Digitalization and e-commerce, supporting young companies and startups and building on the “Made in Italy” brand are all priorities for Ferro over the coming year. “I see significant opportunities where digital technology can support process innovation, including export processes,” Ferro said. “Digital technology can be used to protect the traceability of the product and the denomination of a region. Digital opportunities also abound concerning big data and how this relates to agribusiness, markets and food industries.”
“Italian exports to Japan are in the range of 1.1 percent, but Italian exports on a global basis rank about 3 percent.
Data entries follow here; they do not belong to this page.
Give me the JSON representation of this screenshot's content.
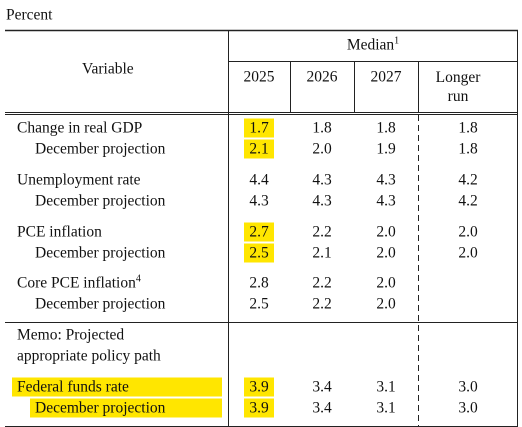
{
  "header": {
    "unit": "Percent",
    "variable": "Variable",
    "median": "Median",
    "median_note": "1",
    "columns": [
      "2025",
      "2026",
      "2027",
      "Longer run"
    ]
  },
  "rows": [
    {
      "label": "Change in real GDP",
      "values": [
        "1.7",
        "1.8",
        "1.8",
        "1.8"
      ],
      "highlight_values": [
        0
      ]
    },
    {
      "label": "December projection",
      "indent": true,
      "values": [
        "2.1",
        "2.0",
        "1.9",
        "1.8"
      ],
      "highlight_values": [
        0
      ]
    },
    {
      "label": "Unemployment rate",
      "values": [
        "4.4",
        "4.3",
        "4.3",
        "4.2"
      ]
    },
    {
      "label": "December projection",
      "indent": true,
      "values": [
        "4.3",
        "4.3",
        "4.3",
        "4.2"
      ]
    },
    {
      "label": "PCE inflation",
      "values": [
        "2.7",
        "2.2",
        "2.0",
        "2.0"
      ],
      "highlight_values": [
        0
      ]
    },
    {
      "label": "December projection",
      "indent": true,
      "values": [
        "2.5",
        "2.1",
        "2.0",
        "2.0"
      ],
      "highlight_values": [
        0
      ]
    },
    {
      "label": "Core PCE inflation",
      "note": "4",
      "values": [
        "2.8",
        "2.2",
        "2.0"
      ]
    },
    {
      "label": "December projection",
      "indent": true,
      "values": [
        "2.5",
        "2.2",
        "2.0"
      ]
    }
  ],
  "memo": {
    "label_lines": [
      "Memo: Projected",
      "appropriate policy path"
    ],
    "rows": [
      {
        "label": "Federal funds rate",
        "highlight_label": true,
        "values": [
          "3.9",
          "3.4",
          "3.1",
          "3.0"
        ],
        "highlight_values": [
          0
        ]
      },
      {
        "label": "December projection",
        "indent": true,
        "highlight_label": true,
        "values": [
          "3.9",
          "3.4",
          "3.1",
          "3.0"
        ],
        "highlight_values": [
          0
        ]
      }
    ]
  }
}
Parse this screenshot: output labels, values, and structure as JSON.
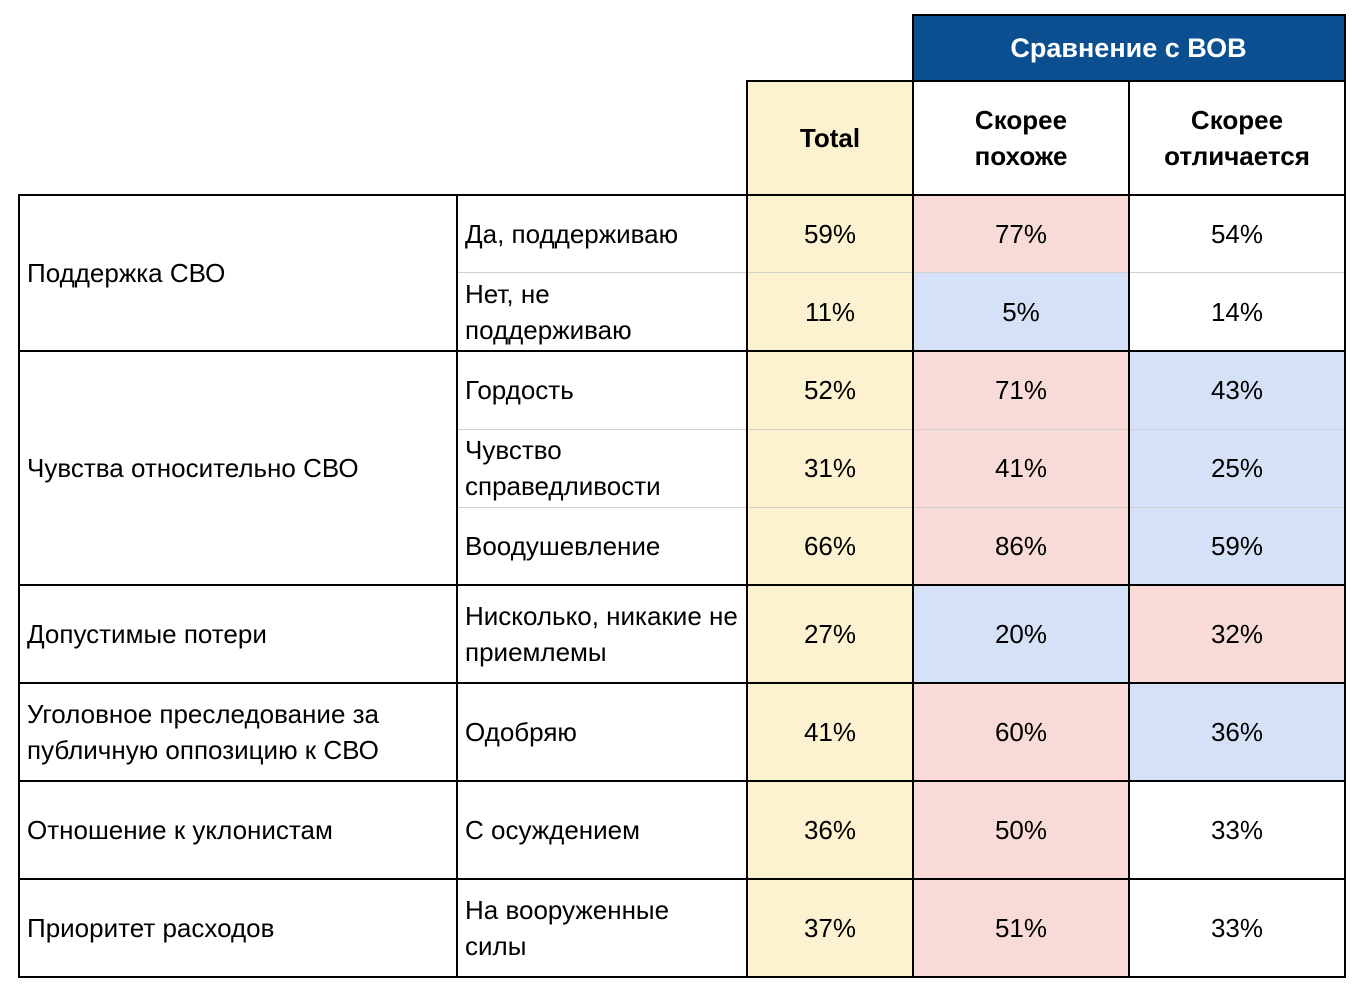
{
  "header": {
    "group_title": "Сравнение с ВОВ",
    "total": "Total",
    "col_similar": "Скорее похоже",
    "col_differs": "Скорее отличается"
  },
  "colors": {
    "header_blue": "#0b4f91",
    "total_yellow": "#fdf2cf",
    "highlight_red": "#f8dad6",
    "highlight_blue": "#d4e1f6"
  },
  "rows": [
    {
      "category": "Поддержка СВО",
      "answer": "Да, поддерживаю",
      "total": "59%",
      "similar": "77%",
      "differs": "54%"
    },
    {
      "category": "",
      "answer": "Нет, не поддерживаю",
      "total": "11%",
      "similar": "5%",
      "differs": "14%"
    },
    {
      "category": "Чувства относительно СВО",
      "answer": "Гордость",
      "total": "52%",
      "similar": "71%",
      "differs": "43%"
    },
    {
      "category": "",
      "answer": "Чувство справедливости",
      "total": "31%",
      "similar": "41%",
      "differs": "25%"
    },
    {
      "category": "",
      "answer": "Воодушевление",
      "total": "66%",
      "similar": "86%",
      "differs": "59%"
    },
    {
      "category": "Допустимые потери",
      "answer": "Нисколько, никакие не приемлемы",
      "total": "27%",
      "similar": "20%",
      "differs": "32%"
    },
    {
      "category": "Уголовное преследование за публичную оппозицию к СВО",
      "answer": "Одобряю",
      "total": "41%",
      "similar": "60%",
      "differs": "36%"
    },
    {
      "category": "Отношение к уклонистам",
      "answer": "С осуждением",
      "total": "36%",
      "similar": "50%",
      "differs": "33%"
    },
    {
      "category": "Приоритет расходов",
      "answer": "На вооруженные силы",
      "total": "37%",
      "similar": "51%",
      "differs": "33%"
    }
  ]
}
I think there is a significant opportunity to expand, better align [with the market] and increase appreciation of Italian products by Japanese customers not only in traditional areas like fashion, food, and mechanics, but also in areas like technology where Italy boasts excellence in innovation,” Ferro said.
With promotions of cuisine, foodstuffs and wine from southern Italy; tastings and introductions to Italian cheeses such as Asiago, Fontina, Gorgonzola and Mozzarella di Bufala Campana by Miyuki Murase, director, Cheese Art Fromager Association of Japan; and an in-house cafe staffed by Japan’s award-winning baristas, Italy boasted a sizeable presence at Foodex. “The companies here represent Italy’s typology of food by geography, by territory and by the size of the enterprises,” Ferro concluded, urging potential clients to also keep up to date with announcements from the ITA offices in Minami-Aoyama, Tokyo.